研究課題
萌芽研究
脳神経細胞に高発現する心臓型脂肪酸結合蛋白質(H-FABP)の精神機能における役割を明らかにするために、H-FABP欠損マウスにおけるドパミンD2受容体の細胞内局在変化とシグナル伝達について調べた。D2受容体の発現量は細胞内局在には野生型と比べて変化はなかった。
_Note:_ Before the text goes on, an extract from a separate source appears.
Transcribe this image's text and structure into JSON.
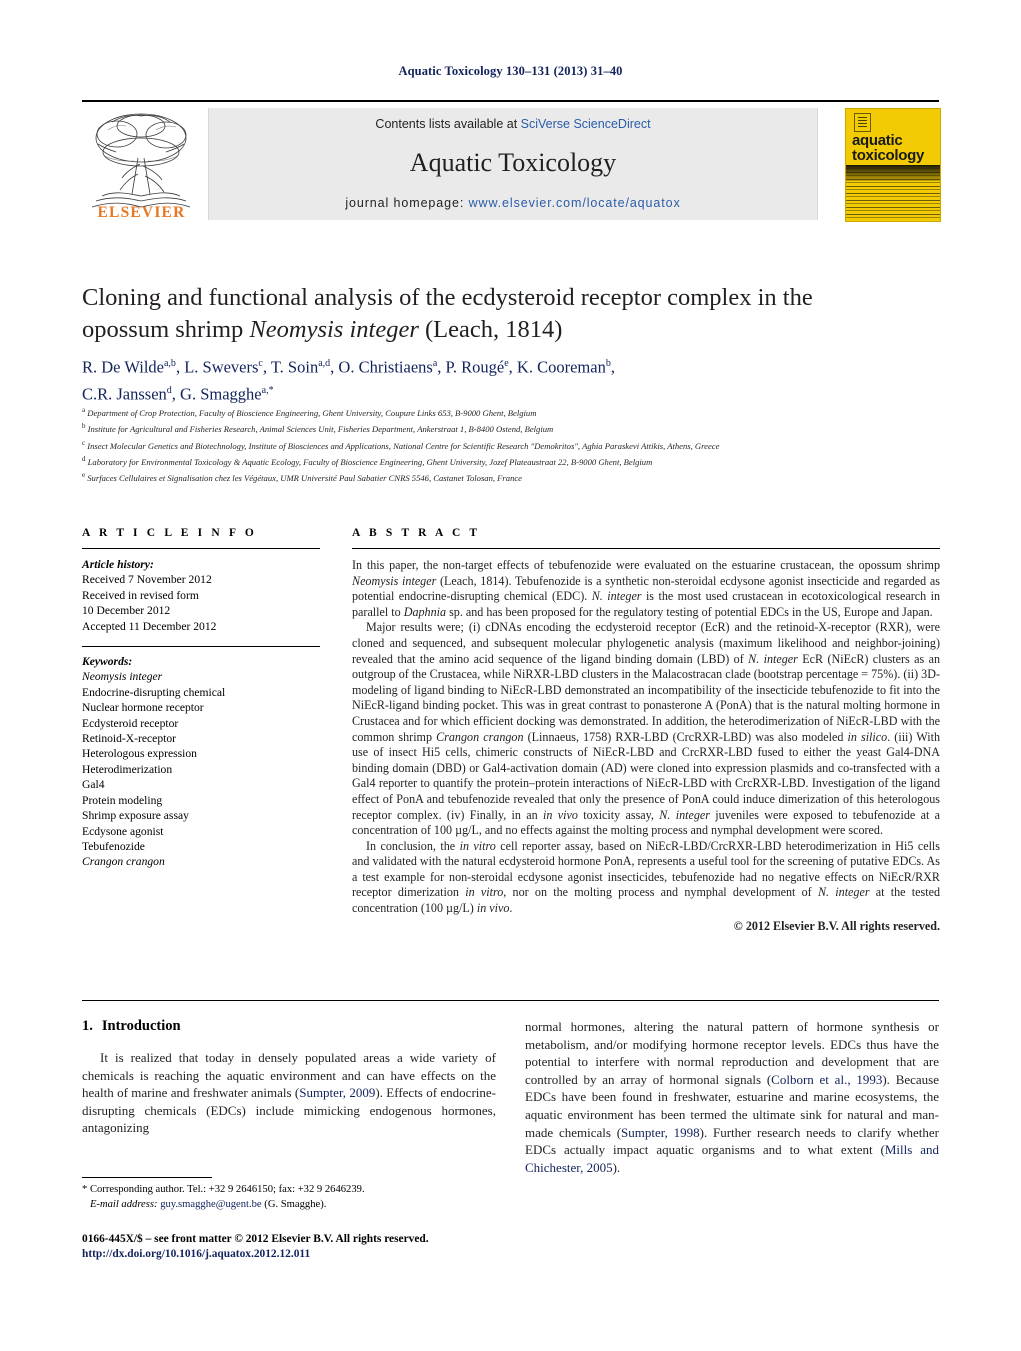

しかし、H-FABP欠損マウスではD2受容体が発現する帯状回皮質においてcAMP反応性エレメント結合蛋白質(CREB)のリン酸化反応が低下して、同時にCREBによって転写調節を受ける脳由来神経栄養因子(BDNF)の発現量が有意に低下した。さらに、興奮性グルタミン酸受容体によって活性化されるCaMキナーゼIIの活性が低下していた。D2受容体は帯状回皮質においてグルタミン酸遊離に関与することからH-FABP欠損マウスではD2受容体機能に変化が起こっていることが示された。D2受容体機能変化を調べる目的でD2受容体遮断剤ハロペリドールによる常同行動、カタレプシーを検討した。予想通りにハロペリドールにまるカタレプシー反応はH-FABP欠損マウスで著しく亢進した。これまでに私達はH-FABP欠損マウスにおいて、認知機能低下、恐怖行動の亢進を見出した。帯状回皮質はこれらの認知機能、恐怖行動に深く変わっている。これらの行動異常にH-FABP欠損マウスの帯状回皮質におけるグルタミン酸神経系の機能低下が関与することが示された。今後はH-FABP欠損とD2受容体の機能変化との関連を詳細に調べる。